What happened to Monday?¹

de Tommy Wirkola, 2017, ***

Dans un monde où les nais­sances sont stric­te­ment limi­tées, une jeune femme meurt en couches en lais­sant pas moins de sept bébés. Le grand-père n’ar­rive pas à se résoudre à en choi­sir une : il décide que « Karen Settman », son unique petite-fille légale, sera un com­po­site inter­pré­té à tour de rôle par cha­cune des sept jumelles. Dans le pri­vé, il les appelle cha­cune du jour où elle pour­ra sor­tir et être Karen en public ; chaque soir, cha­cune raconte ce qu’elle a fait à ses sœurs, chaque cica­trice petite ou grosse est répli­quée sur les six autres, et cela fonc­tionne assez bien. Jusqu’à ce soir où, après une jour­née de bureau qui s’an­non­çait ordi­naire, Lundi ne rentre pas : com­ment Mardi peut-elle sor­tir le len­de­main, sans savoir de quoi sa sœur a par­lé avec ses col­lègues, sans savoir à quelle heure elle a dis­pa­ru, sans savoir avec qui elle était ?

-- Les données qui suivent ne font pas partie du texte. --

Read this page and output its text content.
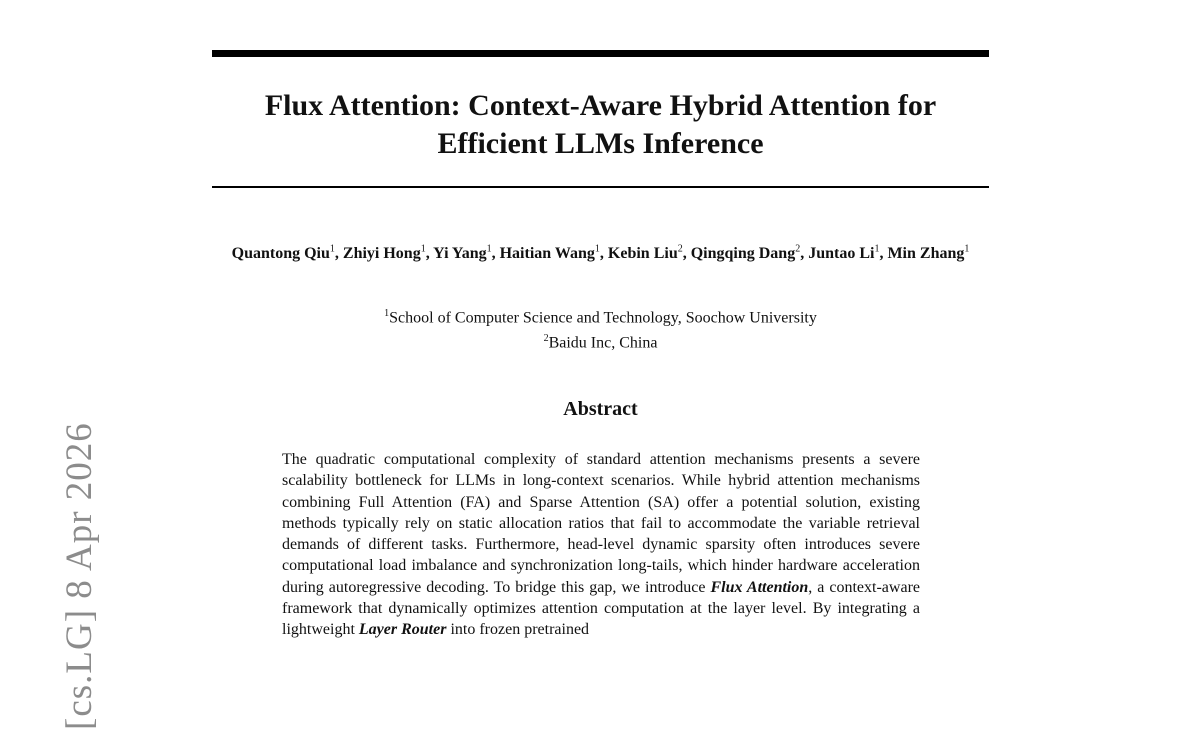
Flux Attention: Context-Aware Hybrid Attention for
Efficient LLMs Inference
Quantong Qiu$^1$, Zhiyi Hong$^1$, Yi Yang$^1$, Haitian Wang$^1$, Kebin Liu$^2$, Qingqing Dang$^2$, Juntao Li$^1$, Min Zhang$^1$
$^1$School of Computer Science and Technology, Soochow University
$^2$Baidu Inc, China
Abstract
The quadratic computational complexity of standard attention mechanisms presents a severe scalability bottleneck for LLMs in long-context scenarios. While hybrid attention mechanisms combining Full Attention (FA) and Sparse Attention (SA) offer a potential solution, existing methods typically rely on static allocation ratios that fail to accommodate the variable retrieval demands of different tasks. Furthermore, head-level dynamic sparsity often introduces severe computational load imbalance and synchronization long-tails, which hinder hardware acceleration during autoregressive decoding. To bridge this gap, we introduce Flux Attention, a context-aware framework that dynamically optimizes attention computation at the layer level. By integrating a lightweight Layer Router into frozen pretrained
[cs.LG] 8 Apr 2026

Bon, Lundi, demain tu rentres à l’é­cole. Tu notes tout ce que tu fais, tous ceux à qui tu parles, tout ce que tu dis : demain, Mardi doit pou­voir être toi. — pho­to SND

L’enfant caché est un grand clas­sique de la science-fic­tion, depuis ce bon vieux Moïse nour­ri pen­dant trois mois avant d’être lâché sur le Nil jus­qu’à cette brave Octavia enfer­mée quinze ans sous le plan­cher de sa sta­tion spa­tiale. Six enfants cachés, dans une socié­té qui lorgne ouver­te­ment sur 1984, ça peut paraître pas du tout cré­dible. Le film repose donc inté­gra­le­ment sur un pos­tu­lat de col­la­bo­ra­tion du spec­ta­teur : « je te montre une his­toire sym­pa, tu m’embêtes pas avec sa vrai­sem­blance ». (Note : j’au­rais peut-être pu voir Dunkerque sans vomir si Nolan avait tenu ce dis­cours là, au lieu de dire qu’il allait pré­sen­ter un évé­ne­ment historique.)

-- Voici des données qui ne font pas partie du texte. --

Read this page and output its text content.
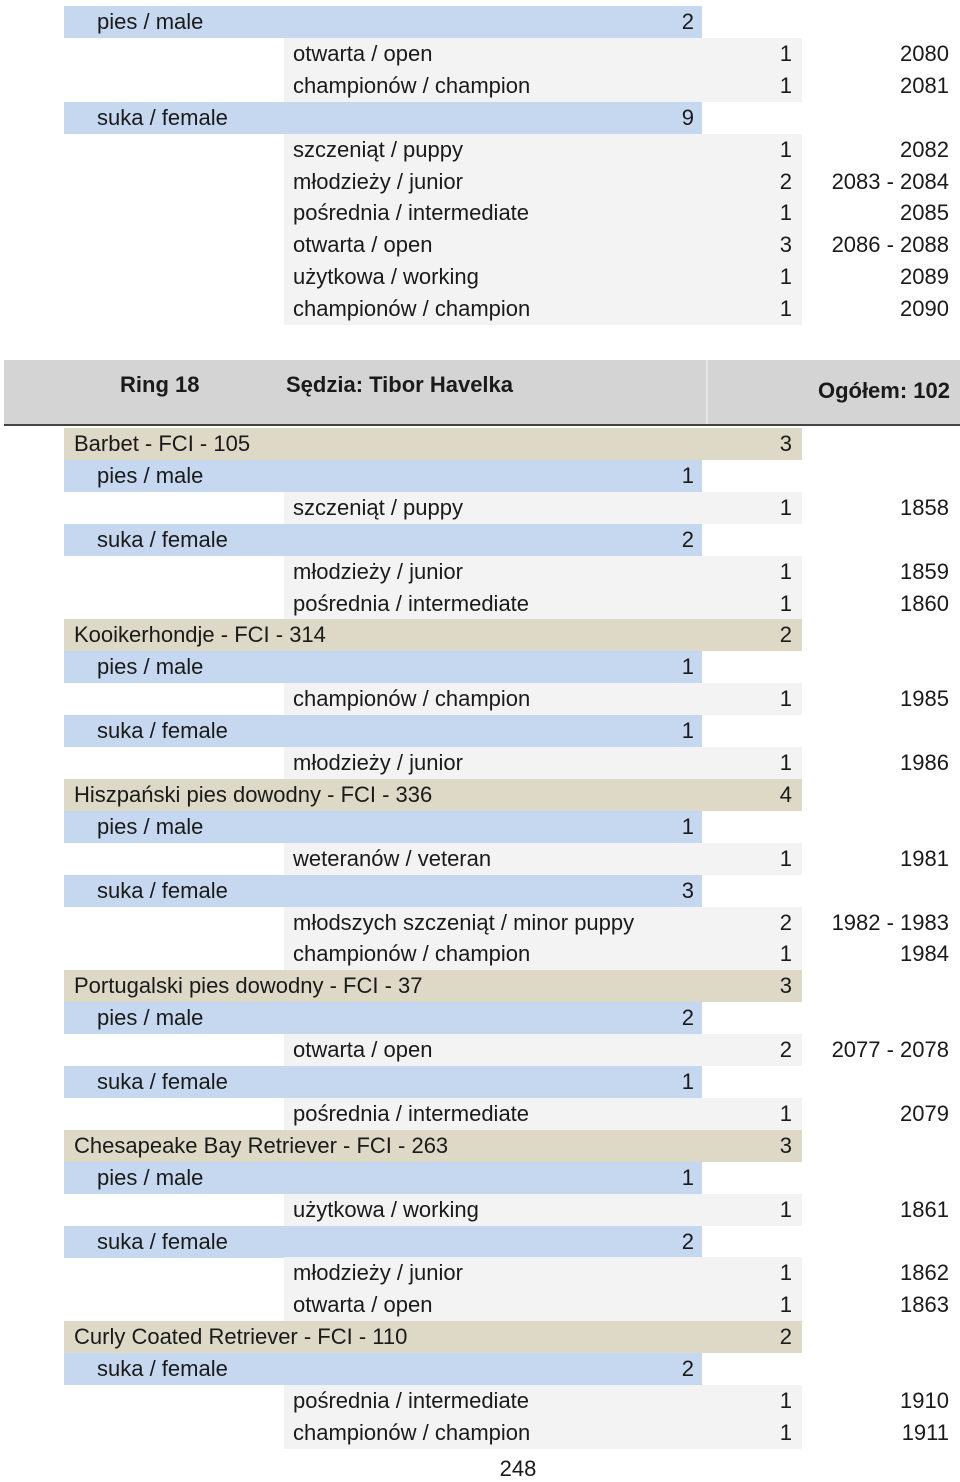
pies / male	2
otwarta / open	1	2080
championów / champion	1	2081
suka / female	9
szczeniąt / puppy	1	2082
młodzieży / junior	2	2083 - 2084
pośrednia / intermediate	1	2085
otwarta / open	3	2086 - 2088
użytkowa / working	1	2089
championów / champion	1	2090
Ring 18	Sędzia: Tibor Havelka	Ogółem: 102
Barbet - FCI - 105	3
pies / male	1
szczeniąt / puppy	1	1858
suka / female	2
młodzieży / junior	1	1859
pośrednia / intermediate	1	1860
Kooikerhondje - FCI - 314	2
pies / male	1
championów / champion	1	1985
suka / female	1
młodzieży / junior	1	1986
Hiszpański pies dowodny - FCI - 336	4
pies / male	1
weteranów / veteran	1	1981
suka / female	3
młodszych szczeniąt / minor puppy	2	1982 - 1983
championów / champion	1	1984
Portugalski pies dowodny - FCI - 37	3
pies / male	2
otwarta / open	2	2077 - 2078
suka / female	1
pośrednia / intermediate	1	2079
Chesapeake Bay Retriever - FCI - 263	3
pies / male	1
użytkowa / working	1	1861
suka / female	2
młodzieży / junior	1	1862
otwarta / open	1	1863
Curly Coated Retriever - FCI - 110	2
suka / female	2
pośrednia / intermediate	1	1910
championów / champion	1	1911
248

Si on adhère à ce pos­tu­lat, What hap­pe­ned to Monday ? s’a­vère un petit thril­ler hon­nête, plu­tôt bien mené et for­te­ment inter­pré­té. La com­pa­rai­son entre Noomi Rapace et Tatiana Maslany est inévi­table à pre­mière vue, mais for­cé­ment injuste : la Suédoise joue sept sœurs vivant ensemble et habi­tuées dès leur enfance à endos­ser un rôle com­mun. Seuls leurs carac­tères domes­tiques varient donc ; elles ont natu­rel­le­ment le même accent, la même culture et la même vie, même si elles ont des goûts dif­fé­rents, des com­pé­tences légè­re­ment diverses, même si Vendredi est plus aven­tu­rière et ath­lé­tique que Jeudi. Je pré­cise ça parce que fina­le­ment, je m’at­ten­dais à une pres­ta­tion éblouis­sante, et je suis presque déçu d’a­voir vu une bonne actrice jouant sept per­son­nages, qui ont juste la par­ti­cu­la­ri­té d’être réunis dans le même film — rien à voir fina­le­ment avec Maslany, qui chan­geait d’ac­cent, de phra­sé, d’in­to­na­tion selon la sœur du moment.

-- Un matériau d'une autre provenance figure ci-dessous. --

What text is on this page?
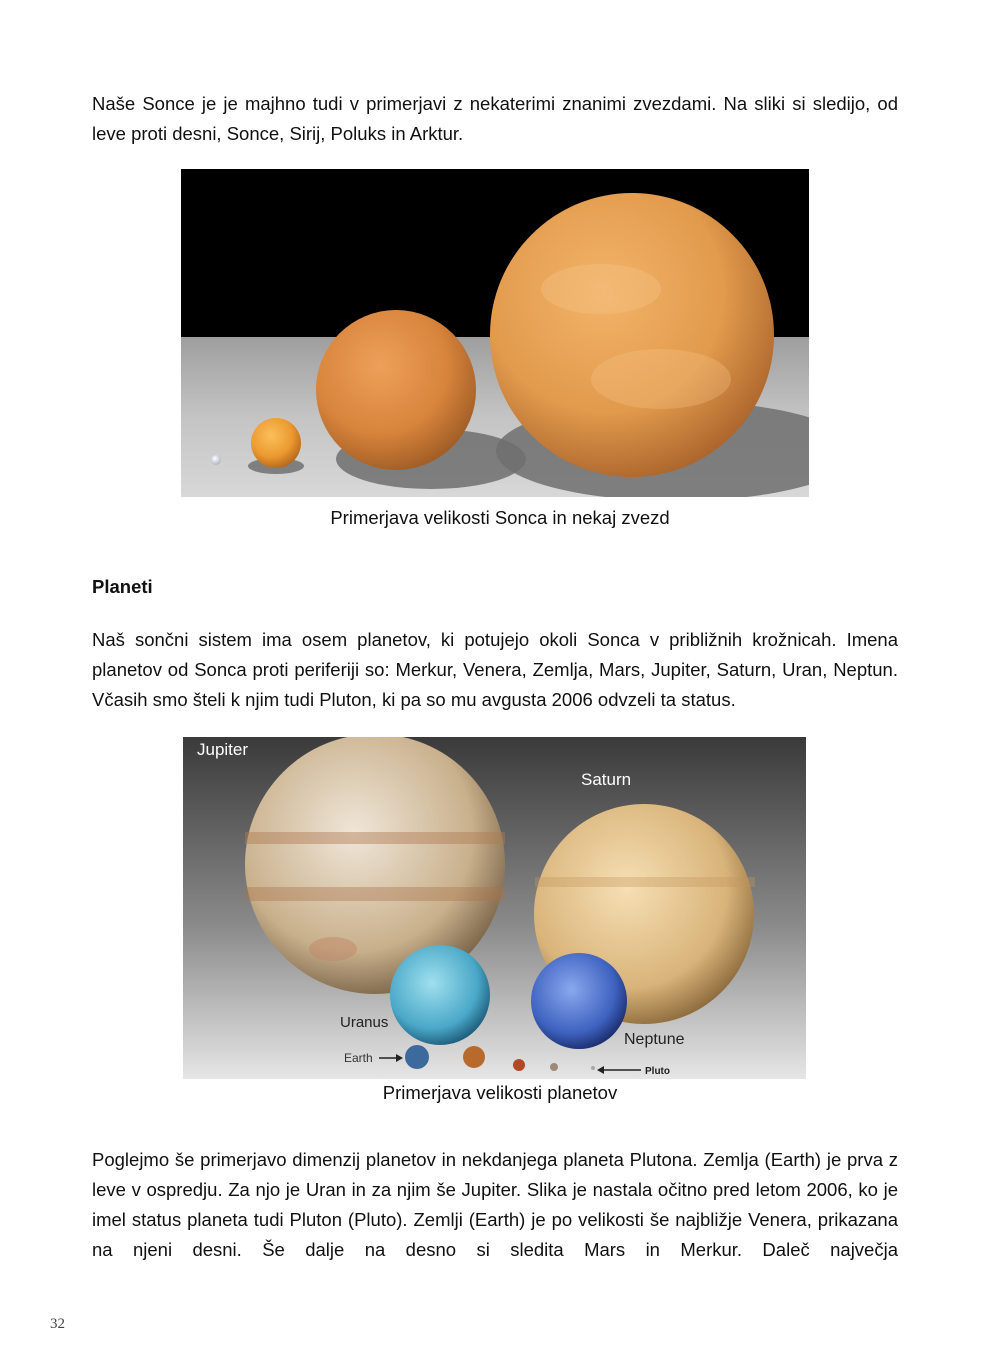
Naše Sonce je je majhno tudi v primerjavi z nekaterimi znanimi zvezdami. Na sliki si sledijo, od leve proti desni, Sonce, Sirij, Poluks in Arktur.

Primerjava velikosti Sonca in nekaj zvezd

Planeti

Naš sončni sistem ima osem planetov, ki potujejo okoli Sonca v približnih krožnicah. Imena planetov od Sonca proti periferiji so: Merkur, Venera, Zemlja, Mars, Jupiter, Saturn, Uran, Neptun. Včasih smo šteli k njim tudi Pluton, ki pa so mu avgusta 2006 odvzeli ta status.

Jupiter
Saturn
Uranus
Neptune
Earth
Pluto

Primerjava velikosti planetov

Poglejmo še primerjavo dimenzij planetov in nekdanjega planeta Plutona. Zemlja (Earth) je prva z leve v ospredju. Za njo je Uran in za njim še Jupiter. Slika je nastala očitno pred letom 2006, ko je imel status planeta tudi Pluton (Pluto). Zemlji (Earth) je po velikosti še najbližje Venera, prikazana na njeni desni. Še dalje na desno si sledita Mars in Merkur. Daleč največja

32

La clas­sique scène du « il s’est pas­sé quoi, c’é­taient qui ces types ? », avec la même actrice dans tous les rôles. — pho­to SND

Finalement, c’est bien plus par la construc­tion du scé­na­rio que le film attrape son spec­ta­teur : sans mul­ti­plier arbi­trai­re­ment les fausses pistes, il pro­pose suf­fi­sam­ment de zones d’ombres pour que son sus­pense fonc­tionne jus­qu’au bout, les allers-et-retours entre la semaine où tout bas­cule et l’en­fance des héroïnes apportent effi­ca­ce­ment un sem­blant de pro­fon­deur, et si l’é­mo­tion manque par­fois un peu, cela reste un thril­ler d’ac­tion effi­cace mené tam­bour bat­tant. En somme, un bon moment assu­ré pour les ama­teurs du genre, mais pas le coup de cœur que l’af­fiche pou­vait lais­ser espérer.

¹ Un jour, je com­pren­drai pour­quoi ce mignon titre anglais a été rem­pla­cé dans la dis­tri­bu­tion fran­çaise par un ignoble « Seven sisters ».

Non, je plaisante.

Si un jour j’ar­rive à com­prendre un truc pareil, abattez-moi.